It’s not as if the idea of digital money is new or novel. The idea of trust-less transaction methods has been around as long as money has been invented. Unfortunately, the largest problem that needed solving was known as “double-spending.” If a digital currency is trusted, there need to be assurances a person can’t spend their money in more than one place at a time. It was this challenge that has prevented digital currency from being adopted – until Bitcoin was invented.
How Do Cryptocurrencies Stay Accurate?
Making sure that all data contained within a given cryptocurrency network is accurate is one of the most important aspects of ensuring the coin’s survival. This accuracy is maintained by using what is known as a consensus mechanism, which is essentially a protocol that works to verify the legitimacy of transactions and other data before they are added to the blockchain. The first consensus mechanism used (by Bitcoin) was Proof of Work. Since then, new cryptocurrencies have used other algorithms – many are Proof of Work, some are Proof of Stake, and some are entirely new, like Proof of Authority.
No matter which consensus mechanism a cryptocurrency network chooses to use, consensus mechanisms verify data by making sure that all nodes (users) on the network are synchronized and agree with the legitimacy of transactions taking place. This is how cryptocurrency networks remain decentralized and free from users that could potentially change data for their own personal gain.
How Bitcoin stays Secure (using Proof of Work)
PoW is used to verify transactions within the protocol. The amount of electricity, time, and hardware invested in building the blockchain makes it incredibly costly to launch attacks on the information stored within it. If someone had enough computing power to disrupt Bitcoin – which no one does – it would be more profitable to simply start mining it instead.
From Monetization of Trust to Trust-less Transactions
The blockchain is a technology that automates trust-less transactions. Let’s break it down even further to help you understand how blockchain works.
Without trust, individuals will not engage in transactions because of the fear of theft or loss. If you wanted to send money to your friend, would you give your money to someone you don’t know and hope he’ll pass the money to your friend?

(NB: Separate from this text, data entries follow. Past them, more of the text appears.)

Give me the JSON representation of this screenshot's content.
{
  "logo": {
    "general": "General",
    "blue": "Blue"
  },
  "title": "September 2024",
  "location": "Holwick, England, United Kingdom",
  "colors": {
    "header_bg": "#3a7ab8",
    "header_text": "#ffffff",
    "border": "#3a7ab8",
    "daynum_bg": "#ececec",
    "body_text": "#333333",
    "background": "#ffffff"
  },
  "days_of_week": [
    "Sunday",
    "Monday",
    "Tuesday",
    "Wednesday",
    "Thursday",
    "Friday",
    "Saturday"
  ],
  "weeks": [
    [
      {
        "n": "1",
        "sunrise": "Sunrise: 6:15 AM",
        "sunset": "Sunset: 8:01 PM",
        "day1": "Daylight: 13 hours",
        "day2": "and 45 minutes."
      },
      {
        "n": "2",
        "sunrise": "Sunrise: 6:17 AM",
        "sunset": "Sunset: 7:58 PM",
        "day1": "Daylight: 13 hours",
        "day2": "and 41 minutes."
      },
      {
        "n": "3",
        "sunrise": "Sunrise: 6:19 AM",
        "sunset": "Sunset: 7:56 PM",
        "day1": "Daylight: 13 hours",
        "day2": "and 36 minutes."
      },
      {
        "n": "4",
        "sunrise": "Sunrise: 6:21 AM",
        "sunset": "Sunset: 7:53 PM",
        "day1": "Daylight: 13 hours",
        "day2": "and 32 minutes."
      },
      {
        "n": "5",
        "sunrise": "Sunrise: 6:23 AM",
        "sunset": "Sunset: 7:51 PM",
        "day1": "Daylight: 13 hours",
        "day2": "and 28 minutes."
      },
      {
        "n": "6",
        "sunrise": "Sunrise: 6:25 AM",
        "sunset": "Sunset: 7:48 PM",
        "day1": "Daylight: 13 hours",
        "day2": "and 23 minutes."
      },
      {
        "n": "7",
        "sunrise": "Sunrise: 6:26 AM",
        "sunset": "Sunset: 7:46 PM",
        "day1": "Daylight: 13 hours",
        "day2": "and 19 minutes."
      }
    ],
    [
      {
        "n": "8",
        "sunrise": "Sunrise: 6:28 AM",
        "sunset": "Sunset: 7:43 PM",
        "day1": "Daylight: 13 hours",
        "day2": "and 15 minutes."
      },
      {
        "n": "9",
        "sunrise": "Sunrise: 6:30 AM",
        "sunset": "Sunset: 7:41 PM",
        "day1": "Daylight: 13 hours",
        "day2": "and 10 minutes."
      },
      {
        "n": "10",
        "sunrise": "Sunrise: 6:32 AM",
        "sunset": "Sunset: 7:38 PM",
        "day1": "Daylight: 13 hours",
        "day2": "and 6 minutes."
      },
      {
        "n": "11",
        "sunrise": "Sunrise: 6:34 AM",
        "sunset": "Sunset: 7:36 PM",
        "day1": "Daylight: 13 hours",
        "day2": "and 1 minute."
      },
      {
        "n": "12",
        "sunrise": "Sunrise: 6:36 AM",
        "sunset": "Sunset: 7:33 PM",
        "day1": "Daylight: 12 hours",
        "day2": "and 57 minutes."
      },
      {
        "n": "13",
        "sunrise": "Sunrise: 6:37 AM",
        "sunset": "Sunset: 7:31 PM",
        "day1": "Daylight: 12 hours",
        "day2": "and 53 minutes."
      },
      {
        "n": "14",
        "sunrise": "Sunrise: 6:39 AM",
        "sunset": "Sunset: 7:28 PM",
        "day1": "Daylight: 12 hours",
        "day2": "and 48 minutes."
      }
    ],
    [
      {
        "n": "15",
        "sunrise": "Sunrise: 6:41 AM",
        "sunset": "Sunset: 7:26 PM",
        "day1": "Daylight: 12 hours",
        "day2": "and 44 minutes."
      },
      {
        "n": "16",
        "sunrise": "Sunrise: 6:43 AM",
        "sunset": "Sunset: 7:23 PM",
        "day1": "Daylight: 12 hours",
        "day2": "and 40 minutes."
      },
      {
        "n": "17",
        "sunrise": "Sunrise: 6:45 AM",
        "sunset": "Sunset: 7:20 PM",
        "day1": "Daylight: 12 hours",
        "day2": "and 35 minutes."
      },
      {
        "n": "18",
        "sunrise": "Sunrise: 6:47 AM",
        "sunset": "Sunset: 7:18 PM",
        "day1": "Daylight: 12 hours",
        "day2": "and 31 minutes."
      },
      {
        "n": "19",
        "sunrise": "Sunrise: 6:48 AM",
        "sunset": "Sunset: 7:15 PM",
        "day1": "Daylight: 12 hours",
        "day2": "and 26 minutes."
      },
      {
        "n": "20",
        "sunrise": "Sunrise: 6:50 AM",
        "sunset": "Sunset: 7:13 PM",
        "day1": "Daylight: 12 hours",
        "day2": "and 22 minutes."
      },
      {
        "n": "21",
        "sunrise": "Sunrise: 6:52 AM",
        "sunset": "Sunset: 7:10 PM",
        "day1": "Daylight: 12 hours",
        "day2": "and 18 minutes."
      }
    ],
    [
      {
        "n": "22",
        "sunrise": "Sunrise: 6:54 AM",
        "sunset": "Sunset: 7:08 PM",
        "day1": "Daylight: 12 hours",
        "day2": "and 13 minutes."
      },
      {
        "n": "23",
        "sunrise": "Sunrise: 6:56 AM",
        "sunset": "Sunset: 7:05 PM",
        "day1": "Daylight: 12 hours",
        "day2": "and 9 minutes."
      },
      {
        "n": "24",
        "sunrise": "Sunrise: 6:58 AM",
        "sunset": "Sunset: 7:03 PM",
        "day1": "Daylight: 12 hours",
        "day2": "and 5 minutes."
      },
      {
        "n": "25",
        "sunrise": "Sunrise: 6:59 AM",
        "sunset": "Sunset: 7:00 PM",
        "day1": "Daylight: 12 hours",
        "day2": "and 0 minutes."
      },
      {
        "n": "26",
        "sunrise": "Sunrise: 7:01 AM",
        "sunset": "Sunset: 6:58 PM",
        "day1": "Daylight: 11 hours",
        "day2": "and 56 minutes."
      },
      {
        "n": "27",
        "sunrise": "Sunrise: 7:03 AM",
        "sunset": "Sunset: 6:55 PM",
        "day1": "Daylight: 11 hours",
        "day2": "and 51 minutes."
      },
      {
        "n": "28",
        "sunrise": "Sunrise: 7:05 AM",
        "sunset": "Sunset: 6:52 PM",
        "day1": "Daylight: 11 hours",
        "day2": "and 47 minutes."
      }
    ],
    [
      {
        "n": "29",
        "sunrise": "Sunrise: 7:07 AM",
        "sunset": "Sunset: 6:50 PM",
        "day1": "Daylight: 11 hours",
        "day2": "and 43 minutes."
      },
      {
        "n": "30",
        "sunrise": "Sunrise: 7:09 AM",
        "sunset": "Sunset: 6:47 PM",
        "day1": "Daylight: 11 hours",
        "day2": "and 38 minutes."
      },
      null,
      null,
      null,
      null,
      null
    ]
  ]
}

Credit cards are an example of a digital transaction system that monetizes trust.
- Credit card users believe the credit card companies will not steal their money.
- Businesses trust in the credit card companies ability to transfer funds from the customer to their account.
In exchange for this trust, the business is charged a transaction fee on every item sold. Inversely, the credit card companies charge interest to users who do not pay their bills on time. A 3rd party entity – the credit card company – is the trusted intermediary that facilitates digital transactions.
Blockchain technology enables digital value transactions without requiring a 3rd party for trust. The trust is automated within the technology, taking the place of a credit card company and reducing friction for all users involved. Imagine you could purchase or sell a good or service without being beholden to a credit card company or a bank – that is one big advantage of blockchain technology.